If you really, really want to use groups even if they’re not necessary, use non-capturing ones.
For example, this ((?=[A-Za-z])(.*?) seems to be utter overkill to capture Party1: You want the first letter and the rest up to, but excluding the “v.”, so use one capturing group like so: `([A-Za-z].*?). You do not want the “v.” part to be part of the first Party, so why include it in this named group?

chrillek · March 21, 2021, 3:55pm

What I’d suggest

([A-Za-z].*)\s+v\.\s+([A-Za-z].*),\s+(\d+)\s+([^\s]+)\s+(\d+)\s+\(([^\d]*)?(\d{4})\)

Seven capturing groups, where the sixth one can be empty (in the first two examples). Works with your examples on regex101.com:

This RE works with 4 digit years in the parenthesis. Must be modified if 2 digit years are also possible.
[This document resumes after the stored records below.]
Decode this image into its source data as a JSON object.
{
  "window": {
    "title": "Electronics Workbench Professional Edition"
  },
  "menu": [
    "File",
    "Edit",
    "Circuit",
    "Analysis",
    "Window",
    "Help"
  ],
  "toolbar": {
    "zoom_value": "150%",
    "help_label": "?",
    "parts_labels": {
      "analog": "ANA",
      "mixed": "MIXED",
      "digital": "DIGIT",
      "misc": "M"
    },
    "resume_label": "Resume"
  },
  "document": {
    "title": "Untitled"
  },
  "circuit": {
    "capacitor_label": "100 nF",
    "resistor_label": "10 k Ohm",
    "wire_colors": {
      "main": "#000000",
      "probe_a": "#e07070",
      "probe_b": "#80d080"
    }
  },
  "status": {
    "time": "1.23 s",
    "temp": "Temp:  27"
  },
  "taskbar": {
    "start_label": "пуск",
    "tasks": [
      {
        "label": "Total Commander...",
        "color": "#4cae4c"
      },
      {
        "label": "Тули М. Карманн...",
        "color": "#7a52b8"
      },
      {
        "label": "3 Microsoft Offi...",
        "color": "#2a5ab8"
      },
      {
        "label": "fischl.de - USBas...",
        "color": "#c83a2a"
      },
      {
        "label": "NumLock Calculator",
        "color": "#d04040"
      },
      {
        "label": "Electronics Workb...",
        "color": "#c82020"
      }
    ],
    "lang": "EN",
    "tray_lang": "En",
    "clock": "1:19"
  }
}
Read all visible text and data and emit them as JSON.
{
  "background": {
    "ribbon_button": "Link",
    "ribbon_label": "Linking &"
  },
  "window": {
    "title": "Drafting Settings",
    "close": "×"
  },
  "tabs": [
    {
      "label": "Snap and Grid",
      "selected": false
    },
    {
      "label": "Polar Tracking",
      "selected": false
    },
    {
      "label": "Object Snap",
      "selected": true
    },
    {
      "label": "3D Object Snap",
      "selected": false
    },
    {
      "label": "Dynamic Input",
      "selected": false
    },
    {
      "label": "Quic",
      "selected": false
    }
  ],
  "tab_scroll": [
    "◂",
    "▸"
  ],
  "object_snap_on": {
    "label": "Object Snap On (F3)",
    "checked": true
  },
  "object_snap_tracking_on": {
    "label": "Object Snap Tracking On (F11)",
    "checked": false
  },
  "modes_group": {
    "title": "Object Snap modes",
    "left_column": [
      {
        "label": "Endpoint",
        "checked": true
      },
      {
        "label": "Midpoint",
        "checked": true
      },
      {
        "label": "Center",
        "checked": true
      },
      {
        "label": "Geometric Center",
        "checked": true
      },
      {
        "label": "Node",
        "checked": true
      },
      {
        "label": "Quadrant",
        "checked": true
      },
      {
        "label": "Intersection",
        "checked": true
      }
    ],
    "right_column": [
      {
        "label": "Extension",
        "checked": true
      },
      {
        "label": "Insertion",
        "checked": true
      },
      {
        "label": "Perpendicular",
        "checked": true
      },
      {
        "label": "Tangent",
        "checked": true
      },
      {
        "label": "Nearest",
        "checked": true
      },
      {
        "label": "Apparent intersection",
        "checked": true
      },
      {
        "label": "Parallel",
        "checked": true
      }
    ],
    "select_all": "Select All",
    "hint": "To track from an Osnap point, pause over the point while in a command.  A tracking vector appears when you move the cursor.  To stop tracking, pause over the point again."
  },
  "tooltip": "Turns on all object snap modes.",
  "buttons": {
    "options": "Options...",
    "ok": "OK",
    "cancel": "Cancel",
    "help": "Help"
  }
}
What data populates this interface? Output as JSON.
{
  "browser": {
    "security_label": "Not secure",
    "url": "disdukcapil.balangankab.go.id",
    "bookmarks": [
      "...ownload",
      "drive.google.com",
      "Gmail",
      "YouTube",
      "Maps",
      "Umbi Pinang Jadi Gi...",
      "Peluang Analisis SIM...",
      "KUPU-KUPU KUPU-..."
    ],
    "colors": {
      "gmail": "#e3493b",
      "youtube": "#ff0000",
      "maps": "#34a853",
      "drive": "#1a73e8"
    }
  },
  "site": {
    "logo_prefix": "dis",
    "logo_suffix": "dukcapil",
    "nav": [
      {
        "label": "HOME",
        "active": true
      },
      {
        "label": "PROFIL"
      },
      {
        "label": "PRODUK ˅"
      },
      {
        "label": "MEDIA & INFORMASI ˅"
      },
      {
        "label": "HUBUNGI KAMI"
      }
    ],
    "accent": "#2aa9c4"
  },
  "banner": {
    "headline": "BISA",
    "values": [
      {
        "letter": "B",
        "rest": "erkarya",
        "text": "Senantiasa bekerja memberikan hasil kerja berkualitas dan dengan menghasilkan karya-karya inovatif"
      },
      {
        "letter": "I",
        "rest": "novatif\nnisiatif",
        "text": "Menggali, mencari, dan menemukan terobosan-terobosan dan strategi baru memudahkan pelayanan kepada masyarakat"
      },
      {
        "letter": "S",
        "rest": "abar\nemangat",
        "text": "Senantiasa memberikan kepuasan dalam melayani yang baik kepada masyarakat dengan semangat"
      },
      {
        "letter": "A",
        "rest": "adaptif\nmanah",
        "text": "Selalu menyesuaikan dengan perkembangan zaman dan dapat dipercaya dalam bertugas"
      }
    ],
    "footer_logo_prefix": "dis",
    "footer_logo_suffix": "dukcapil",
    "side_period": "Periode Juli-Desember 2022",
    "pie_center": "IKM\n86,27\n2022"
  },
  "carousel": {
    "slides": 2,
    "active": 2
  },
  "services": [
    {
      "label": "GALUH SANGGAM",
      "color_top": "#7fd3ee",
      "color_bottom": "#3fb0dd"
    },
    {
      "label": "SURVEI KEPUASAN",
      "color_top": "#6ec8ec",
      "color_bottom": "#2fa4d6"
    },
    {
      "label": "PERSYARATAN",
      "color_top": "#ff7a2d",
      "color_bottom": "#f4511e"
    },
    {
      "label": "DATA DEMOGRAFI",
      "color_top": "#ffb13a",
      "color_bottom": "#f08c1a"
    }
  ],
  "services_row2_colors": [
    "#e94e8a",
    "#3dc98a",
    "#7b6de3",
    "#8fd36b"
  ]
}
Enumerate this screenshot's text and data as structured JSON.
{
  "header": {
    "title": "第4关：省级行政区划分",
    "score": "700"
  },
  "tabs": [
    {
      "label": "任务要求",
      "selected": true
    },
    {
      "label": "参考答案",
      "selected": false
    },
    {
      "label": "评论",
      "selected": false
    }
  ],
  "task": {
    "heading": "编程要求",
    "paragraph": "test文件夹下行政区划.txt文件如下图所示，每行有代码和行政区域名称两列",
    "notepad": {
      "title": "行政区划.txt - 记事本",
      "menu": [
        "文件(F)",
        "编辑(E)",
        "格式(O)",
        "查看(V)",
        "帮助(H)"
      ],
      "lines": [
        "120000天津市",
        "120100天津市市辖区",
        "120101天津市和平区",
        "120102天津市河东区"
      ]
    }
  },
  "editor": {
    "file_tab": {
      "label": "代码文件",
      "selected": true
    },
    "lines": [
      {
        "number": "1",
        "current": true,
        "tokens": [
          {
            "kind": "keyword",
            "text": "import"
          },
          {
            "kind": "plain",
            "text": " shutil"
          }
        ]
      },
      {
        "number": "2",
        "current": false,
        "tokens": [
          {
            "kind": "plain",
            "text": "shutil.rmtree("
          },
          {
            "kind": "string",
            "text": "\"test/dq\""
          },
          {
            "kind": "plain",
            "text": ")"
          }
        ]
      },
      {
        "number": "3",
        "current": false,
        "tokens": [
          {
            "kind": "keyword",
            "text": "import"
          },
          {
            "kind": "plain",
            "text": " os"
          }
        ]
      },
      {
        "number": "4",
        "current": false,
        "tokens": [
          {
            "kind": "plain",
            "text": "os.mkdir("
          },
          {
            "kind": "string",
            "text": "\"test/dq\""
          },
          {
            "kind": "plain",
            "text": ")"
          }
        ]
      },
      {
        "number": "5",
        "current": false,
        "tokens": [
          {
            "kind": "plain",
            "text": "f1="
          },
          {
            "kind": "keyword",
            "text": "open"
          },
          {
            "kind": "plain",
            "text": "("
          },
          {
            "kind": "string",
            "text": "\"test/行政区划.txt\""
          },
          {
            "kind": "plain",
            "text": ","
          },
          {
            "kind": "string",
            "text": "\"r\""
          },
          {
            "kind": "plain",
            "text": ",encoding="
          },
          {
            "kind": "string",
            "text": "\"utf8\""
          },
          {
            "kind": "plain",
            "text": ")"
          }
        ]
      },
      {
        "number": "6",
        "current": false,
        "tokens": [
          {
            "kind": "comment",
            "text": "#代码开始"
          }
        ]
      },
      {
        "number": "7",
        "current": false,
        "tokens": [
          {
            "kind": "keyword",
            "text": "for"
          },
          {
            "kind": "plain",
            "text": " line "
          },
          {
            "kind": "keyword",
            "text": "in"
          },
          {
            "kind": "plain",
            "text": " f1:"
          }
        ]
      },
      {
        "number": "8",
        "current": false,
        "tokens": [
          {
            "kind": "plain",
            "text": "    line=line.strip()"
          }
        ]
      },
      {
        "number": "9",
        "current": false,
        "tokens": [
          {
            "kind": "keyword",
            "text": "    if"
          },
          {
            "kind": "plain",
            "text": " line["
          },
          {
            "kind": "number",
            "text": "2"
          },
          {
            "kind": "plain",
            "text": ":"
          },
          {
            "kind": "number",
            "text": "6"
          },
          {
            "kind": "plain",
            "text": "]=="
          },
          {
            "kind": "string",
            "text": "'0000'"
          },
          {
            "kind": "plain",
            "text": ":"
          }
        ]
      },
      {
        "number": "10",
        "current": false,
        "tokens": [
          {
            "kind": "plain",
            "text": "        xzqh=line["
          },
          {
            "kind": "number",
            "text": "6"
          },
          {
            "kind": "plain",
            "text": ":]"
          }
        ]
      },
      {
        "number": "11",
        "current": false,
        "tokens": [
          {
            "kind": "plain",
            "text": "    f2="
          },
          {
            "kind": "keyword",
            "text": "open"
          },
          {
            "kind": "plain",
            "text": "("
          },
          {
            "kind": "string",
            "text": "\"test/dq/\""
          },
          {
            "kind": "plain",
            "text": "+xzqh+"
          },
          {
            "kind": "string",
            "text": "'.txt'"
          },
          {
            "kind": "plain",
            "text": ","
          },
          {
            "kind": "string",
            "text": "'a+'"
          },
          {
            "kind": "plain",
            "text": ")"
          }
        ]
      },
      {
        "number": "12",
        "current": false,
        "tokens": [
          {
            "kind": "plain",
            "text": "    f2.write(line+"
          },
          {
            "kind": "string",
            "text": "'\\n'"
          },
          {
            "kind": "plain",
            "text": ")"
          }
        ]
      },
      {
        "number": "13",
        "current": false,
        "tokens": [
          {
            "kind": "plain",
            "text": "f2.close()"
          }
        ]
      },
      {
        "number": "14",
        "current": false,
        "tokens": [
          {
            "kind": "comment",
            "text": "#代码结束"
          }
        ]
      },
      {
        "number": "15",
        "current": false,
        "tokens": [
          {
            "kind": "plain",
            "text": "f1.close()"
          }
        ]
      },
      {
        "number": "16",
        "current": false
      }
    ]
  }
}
BLUEFROG · March 21, 2021, 5:27pm

https://regexr.com/ is fun too

BLUEFROG · March 21, 2021, 5:29pm

So these are the names of individual PDFs?
What is the full name of a PDF (which I’m assuming there is more to the name if you’re trying to scrape them)?

bws950 · March 22, 2021, 12:47pm

Thanks very much, chrillek - with a slight tweak to account for the fact that court names sometimes have numbers in them, this (far superior!) RE worked for my purposes, and I was able to use it to get the smart rule working with \1, \2 etc.

And to BlueFrog’s question - the example case names and citations I gave are full PDF names. My goal was to avoid having to enter the information twice, once in the Title (which I often generate by copying and pasting from another source) and then separately by re-typing that information in metadata fields.